Wabash Prize in Poetry, selected by Shane McCrae:
Winner: “Jane in Starving Time” by Alicia Wright
Ironically, in its first line break, “Jane in Starving Time” manifests a kind of completeness. It does so by asserting there Keatsian negative capability—“We grasp at everything but clasp nothing // but wind”—as a result of which, the reader understands that it is both true that nothing, absolutely nothing, is clasped, and that, at the same time, something—“wind”—is also clasped, by the “we,” and the reader is allowed to maintain both things as true. Immediately, the reader is convinced that this poem was written by a poet who knew what they were doing; immediately, the reader feels certain that, whatever they encounter in the lines to follow, none of it will have been accidental, none of it will have been forced into the poem because the poet could not quite manage to say what they wanted to say. It is a poem, in other words, of rare skill. That it is also stunningly beautiful and powerful—reminiscent, at times, of Thomas James’ great poem, “Mummy of a Lady Named Jemutesonekh,” though “Jane in Starving Time” is much different, tonally—ought not even to have been hoped for, but nonetheless, the poem is. Its final phrase, “the role of a berry // is to bleed in your mouth,” will stay with me.

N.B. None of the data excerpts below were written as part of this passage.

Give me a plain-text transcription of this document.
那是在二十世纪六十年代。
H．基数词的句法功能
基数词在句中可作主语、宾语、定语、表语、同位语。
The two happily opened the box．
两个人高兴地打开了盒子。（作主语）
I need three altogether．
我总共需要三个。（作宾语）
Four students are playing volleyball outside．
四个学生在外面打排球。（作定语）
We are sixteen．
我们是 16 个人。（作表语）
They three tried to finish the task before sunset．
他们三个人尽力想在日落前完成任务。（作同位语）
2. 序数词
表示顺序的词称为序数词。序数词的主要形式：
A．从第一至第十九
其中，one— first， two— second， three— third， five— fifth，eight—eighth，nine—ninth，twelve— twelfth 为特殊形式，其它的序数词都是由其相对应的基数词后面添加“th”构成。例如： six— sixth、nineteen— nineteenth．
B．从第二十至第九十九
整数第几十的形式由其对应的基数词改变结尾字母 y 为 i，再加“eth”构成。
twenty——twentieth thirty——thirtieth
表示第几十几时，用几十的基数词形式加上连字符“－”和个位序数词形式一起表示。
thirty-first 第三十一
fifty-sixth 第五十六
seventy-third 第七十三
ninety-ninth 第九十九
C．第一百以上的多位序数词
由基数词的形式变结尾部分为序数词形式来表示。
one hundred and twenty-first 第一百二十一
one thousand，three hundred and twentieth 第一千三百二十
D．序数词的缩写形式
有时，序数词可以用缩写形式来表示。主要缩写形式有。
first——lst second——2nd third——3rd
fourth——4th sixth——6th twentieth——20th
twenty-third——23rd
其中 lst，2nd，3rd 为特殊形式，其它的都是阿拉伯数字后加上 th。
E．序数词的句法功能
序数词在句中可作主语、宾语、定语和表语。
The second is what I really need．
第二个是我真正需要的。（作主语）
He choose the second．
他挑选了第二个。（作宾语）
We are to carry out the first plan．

Runner-Up: “White Space” by Chloe Forsell
“White Space” tackles a difficult subject. That seems true to me, but I feel also like I ought to have written, “‘White Space’ attempts to tackle a difficult subject,” and I would have done so if I hadn’t felt certain that doing so would give the wrong impression. Part of what “White Space” does, it seems to me, is speak to the attempt to talk about a difficult subject, the murder of Emmett Till, in an empathetic way—it does not pretend that the attempt can be successful. It is a poem about the limits of empathy. And it is brilliantly structured to make this apparent in its form, as its stanzas alternate between stanzas having to do with the speaker, and stanzas having to do with Till, both of which are bound together and held separate by a commentary running to the right of, and between, them. But it is also a poem about the murder of Till. And it is starkly and movingly thus. It is a poem that pulls off difficult feats—it is both honest and artful, both empathetic and self-expressive.
Wabash Prize in Fiction, as selected by Alissa Nutting:
Winner: “Pizza” by Eric Van Hoose
Surprising and structurally innovative, this story braids dissociated fragments into a vulnerable and affecting whole. It’s troubling, occasionally hilarious, and it interrogates distress with an undeniably intimate grip. Its construction masterfully allows this collage to have an enviable and unexpected fluidity, which makes reading it feel like an incredibly new experience.
Runner-Up: “Mary Rosenthal” by Stacy Lee
A fantastically complex investigation of the gulf between longing and reality, this story invokes an incredible breadth of difficult feelings in such a short amount of time: hope, desire, disappointment, anger, attraction, futility, love. It’s simultaneously comforting and gutting, which is a rare magic. I’ll keep returning to this story; some new heartbreak emerges for me each time.